Wann wütete die letzte hochansteckende Infektionskrankheit in der Schweiz? Die Antwort auf diese Frage fällt leicht, denn seit zwei Jahren beherrscht die Coronapandemie unseren Alltag. Das zitierte Gebet erwähnt jedoch die Pest, die im Mittelalter von 1347 bis 1353 erbarmungslos in ganz Europa wütete.3 Diese mittelalterliche Pestpandemie hat sich tief ins kollektive Gedächtnis eingegraben und wird gerne als Schwarzer Tod oder Grosse Pest bezeichnet.
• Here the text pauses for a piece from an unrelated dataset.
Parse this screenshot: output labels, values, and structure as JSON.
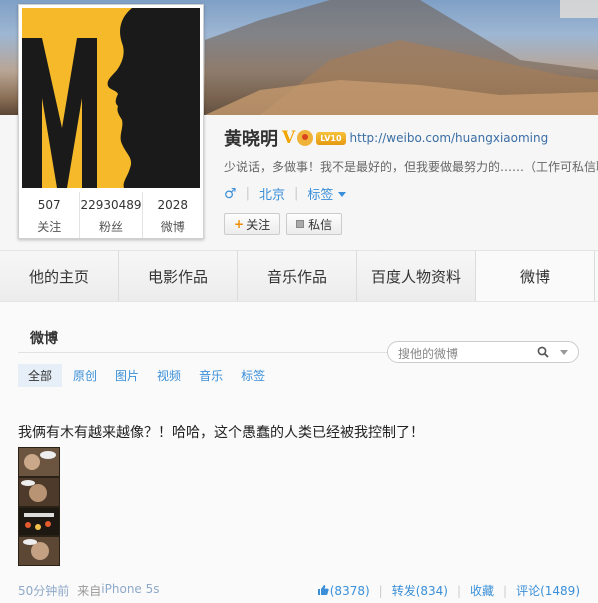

Es wird noch zu zeigen sein, dass der Schwarze Tod in der Schweiz wahrscheinlich nicht im Mittelalter am meisten Opfer forderte, sondern im 17. Jahrhundert. Diese Pestzüge wie überhaupt Pandemien mit hoher Sterblichkeit wurden von Zeitgenossen deshalb als das «grosse Sterbend»4 bezeichnet.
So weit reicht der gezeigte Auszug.